Protective effect of SM-20550, a selective Na+-H+ exchange inhibitor, on ischemia-reperfusion-injured hearts

The protective effects of Na+-H+ exchange inhibitors SM-20550 (SM) and 5-(N-ethyl-N-isopropyl)-amiloride (EIPA) against ischemia-reperfusion injury were investigated in guinea pig Langendorff hearts. The changes in intracellular pH (pH(i)), high-energy phosphates, and biologic intracellular active ions ([Na+](i) and [Ca2+](i)) were regarded using the P-31-NMR and specific fluorescent signals from the heart tissues together with simultaneous recordings of the left ventricular developed pressure (LVDP).

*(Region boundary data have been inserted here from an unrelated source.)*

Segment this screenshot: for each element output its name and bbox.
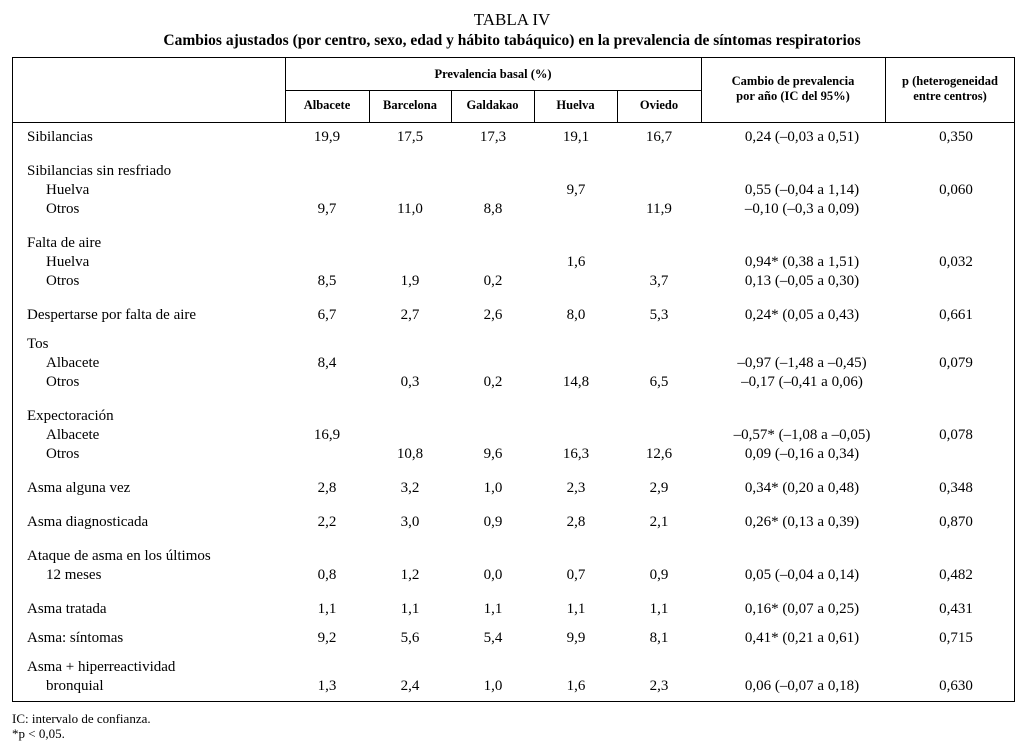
cell-change: –0,57* (–1,08 a –0,05) <box>733 427 871 443</box>
cell-huelva: 1,6 <box>566 254 586 270</box>
row-sublabel: Otros <box>46 201 80 217</box>
cell-p-value: 0,482 <box>939 567 973 583</box>
cell-barcelona: 3,2 <box>400 480 420 496</box>
cell-albacete: 8,4 <box>317 355 337 371</box>
cell-change: 0,24 (–0,03 a 0,51) <box>744 129 860 145</box>
cell-barcelona: 2,7 <box>400 307 420 323</box>
row-label: Asma tratada <box>27 601 107 617</box>
cell-albacete: 6,7 <box>317 307 337 323</box>
cell-change: 0,26* (0,13 a 0,39) <box>744 514 860 530</box>
header-galdakao: Galdakao <box>466 98 519 112</box>
header-p-line1: p (heterogeneidad <box>902 74 998 88</box>
cell-galdakao: 0,9 <box>483 514 503 530</box>
row-sublabel: bronquial <box>46 678 104 694</box>
cell-galdakao: 17,3 <box>479 129 507 145</box>
cell-oviedo: 12,6 <box>645 446 673 462</box>
cell-barcelona: 11,0 <box>397 201 423 217</box>
cell-barcelona: 17,5 <box>396 129 424 145</box>
row-label: Despertarse por falta de aire <box>27 307 197 323</box>
cell-change: 0,34* (0,20 a 0,48) <box>744 480 860 496</box>
cell-barcelona: 1,2 <box>400 567 420 583</box>
cell-barcelona: 1,1 <box>400 601 420 617</box>
footnote-p: *p < 0,05. <box>12 726 65 741</box>
cell-galdakao: 1,0 <box>483 480 503 496</box>
header-albacete: Albacete <box>303 98 351 112</box>
cell-galdakao: 0,2 <box>483 273 503 289</box>
cell-albacete: 0,8 <box>317 567 337 583</box>
cell-oviedo: 6,5 <box>649 374 669 390</box>
cell-p-value: 0,350 <box>939 129 973 145</box>
cell-albacete: 2,8 <box>317 480 337 496</box>
row-sublabel: Albacete <box>46 355 100 371</box>
cell-albacete: 9,7 <box>317 201 337 217</box>
cell-change: 0,09 (–0,16 a 0,34) <box>744 446 860 462</box>
cell-galdakao: 5,4 <box>483 630 503 646</box>
cell-albacete: 16,9 <box>313 427 341 443</box>
row-label: Asma diagnosticada <box>27 514 149 530</box>
row-sublabel: Huelva <box>46 182 90 198</box>
cell-p-value: 0,870 <box>939 514 973 530</box>
cell-p-value: 0,079 <box>939 355 973 371</box>
cell-oviedo: 11,9 <box>646 201 672 217</box>
cell-oviedo: 3,7 <box>649 273 669 289</box>
cell-p-value: 0,715 <box>939 630 973 646</box>
cell-albacete: 8,5 <box>317 273 337 289</box>
cell-huelva: 8,0 <box>566 307 586 323</box>
cell-huelva: 14,8 <box>562 374 590 390</box>
cell-huelva: 1,1 <box>566 601 586 617</box>
header-p-line2: entre centros) <box>913 89 987 103</box>
cell-change: –0,17 (–0,41 a 0,06) <box>741 374 863 390</box>
header-change-line1: Cambio de prevalencia <box>731 74 855 88</box>
cell-p-value: 0,078 <box>939 427 973 443</box>
cell-huelva: 1,6 <box>566 678 586 694</box>
cell-huelva: 2,8 <box>566 514 586 530</box>
table-subtitle: Cambios ajustados (por centro, sexo, edad y hábito tabáquico) en la prevalencia de síntomas respiratorios <box>163 32 861 49</box>
row-label: Expectoración <box>27 408 114 424</box>
footnote-ic: IC: intervalo de confianza. <box>12 711 151 726</box>
row-label: Sibilancias <box>27 129 93 145</box>
cell-oviedo: 1,1 <box>649 601 669 617</box>
cell-change: 0,13 (–0,05 a 0,30) <box>744 273 860 289</box>
cell-albacete: 19,9 <box>313 129 341 145</box>
row-label: Asma alguna vez <box>27 480 131 496</box>
row-sublabel: Otros <box>46 374 80 390</box>
cell-p-value: 0,630 <box>939 678 973 694</box>
cell-galdakao: 8,8 <box>483 201 503 217</box>
header-p <box>885 74 1015 104</box>
cell-change: 0,55 (–0,04 a 1,14) <box>744 182 860 198</box>
row-sublabel: Huelva <box>46 254 90 270</box>
cell-oviedo: 5,3 <box>649 307 669 323</box>
cell-galdakao: 1,1 <box>483 601 503 617</box>
cell-barcelona: 2,4 <box>400 678 420 694</box>
header-divider <box>285 90 701 91</box>
cell-galdakao: 0,2 <box>483 374 503 390</box>
cell-huelva: 16,3 <box>562 446 590 462</box>
cell-change: –0,10 (–0,3 a 0,09) <box>744 201 860 217</box>
header-oviedo: Oviedo <box>639 98 679 112</box>
cell-oviedo: 2,3 <box>649 678 669 694</box>
cell-oviedo: 2,9 <box>649 480 669 496</box>
row-sublabel: Otros <box>46 446 80 462</box>
header-barcelona: Barcelona <box>383 98 437 112</box>
row-sublabel: Otros <box>46 273 80 289</box>
cell-huelva: 19,1 <box>562 129 590 145</box>
header-group-prevalencia: Prevalencia basal (%) <box>434 67 552 81</box>
cell-albacete: 1,1 <box>317 601 337 617</box>
row-sublabel: Albacete <box>46 427 100 443</box>
data-table <box>12 57 1015 702</box>
cell-change: 0,94* (0,38 a 1,51) <box>744 254 860 270</box>
row-label: Falta de aire <box>27 235 102 251</box>
cell-p-value: 0,060 <box>939 182 973 198</box>
cell-huelva: 0,7 <box>566 567 586 583</box>
cell-huelva: 2,3 <box>566 480 586 496</box>
cell-barcelona: 10,8 <box>396 446 424 462</box>
cell-albacete: 2,2 <box>317 514 337 530</box>
cell-change: 0,06 (–0,07 a 0,18) <box>744 678 860 694</box>
cell-oviedo: 8,1 <box>649 630 669 646</box>
cell-barcelona: 1,9 <box>400 273 420 289</box>
header-change <box>701 74 885 104</box>
cell-albacete: 1,3 <box>317 678 337 694</box>
cell-change: 0,16* (0,07 a 0,25) <box>744 601 860 617</box>
cell-change: 0,41* (0,21 a 0,61) <box>744 630 860 646</box>
cell-galdakao: 0,0 <box>483 567 503 583</box>
row-label: Asma: síntomas <box>27 630 124 646</box>
cell-galdakao: 2,6 <box>483 307 503 323</box>
cell-change: –0,97 (–1,48 a –0,45) <box>737 355 867 371</box>
cell-p-value: 0,032 <box>939 254 973 270</box>
header-huelva: Huelva <box>556 98 595 112</box>
cell-galdakao: 9,6 <box>483 446 503 462</box>
cell-barcelona: 3,0 <box>400 514 420 530</box>
cell-barcelona: 0,3 <box>400 374 420 390</box>
cell-oviedo: 0,9 <box>649 567 669 583</box>
row-label: Tos <box>27 336 49 352</box>
cell-huelva: 9,7 <box>566 182 586 198</box>
header-bottom-rule <box>13 122 1014 123</box>
row-label: Sibilancias sin resfriado <box>27 163 172 179</box>
cell-p-value: 0,431 <box>939 601 973 617</box>
cell-oviedo: 16,7 <box>645 129 673 145</box>
row-label: Ataque de asma en los últimos <box>27 548 211 564</box>
row-sublabel: 12 meses <box>46 567 102 583</box>
cell-p-value: 0,661 <box>939 307 973 323</box>
cell-change: 0,05 (–0,04 a 0,14) <box>744 567 860 583</box>
cell-oviedo: 2,1 <box>649 514 669 530</box>
cell-galdakao: 1,0 <box>483 678 503 694</box>
cell-huelva: 9,9 <box>566 630 586 646</box>
row-label: Asma + hiperreactividad <box>27 659 176 675</box>
cell-albacete: 9,2 <box>317 630 337 646</box>
header-change-line2: por año (IC del 95%) <box>736 89 850 103</box>
table-title: TABLA IV <box>473 10 551 29</box>
cell-p-value: 0,348 <box>939 480 973 496</box>
cell-barcelona: 5,6 <box>400 630 420 646</box>
cell-change: 0,24* (0,05 a 0,43) <box>744 307 860 323</box>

The recovery rate of LVDP from ischemia (30 min) by reperfusion was 36.8% in the control experiments, whereas in the presence of SM 10(-7) M, a gradual increase to 75.9% (55.5% with 10(-8) M), in contrast to EIPA (10(-7) M), 47.5% was observed. SM 10(-7) M restored the ATP level by 70% in 40-min reperfusion, which was already higher than the control in the latter half (20-40 min) of the ischemic period. The recovery rate of phosphocreatine by pretreatment of the heart with SM 10(-7) M was 75% in 30 min reperfusion. The pH(i) estimated from Pi/phosphoureatine chemical shift became highly acidic in ischemic heart so that SM 10(-7) M caused slight but significant pH(i) reduction from control pill of 5.89 to 5.75. The level returned to pH(i) at around 7.38 during 30-40 min reperfusion, and the recovery was significantly greater than the control pH(i) of 7.24. The fura-2 Ca2+ or SBFI-Na+ signals during Langendorff ischemia heart increased, and rapidly returned to the control level after the reperfusion, SM suppressed the [Na+](i) or [Ca2+](i) elevation induced in the late stage during ischemia, resulting in LVDP restoration after reperfusion; Diastolic Ca2+ in the end period of ischemia, SM 10(-7) M 194% versus drug free 220.7%, Na+: SM 10(-7) M 121.6% versus drug-free 128.0%. The present results suggest that the selective Na+-H+ exchange inhibitor SM is promising as a potent and specific protective agent against ischemia-reperfusion injuries with Ca2+ overload induced via Na+-H+, Na+-Ca2+ exchange.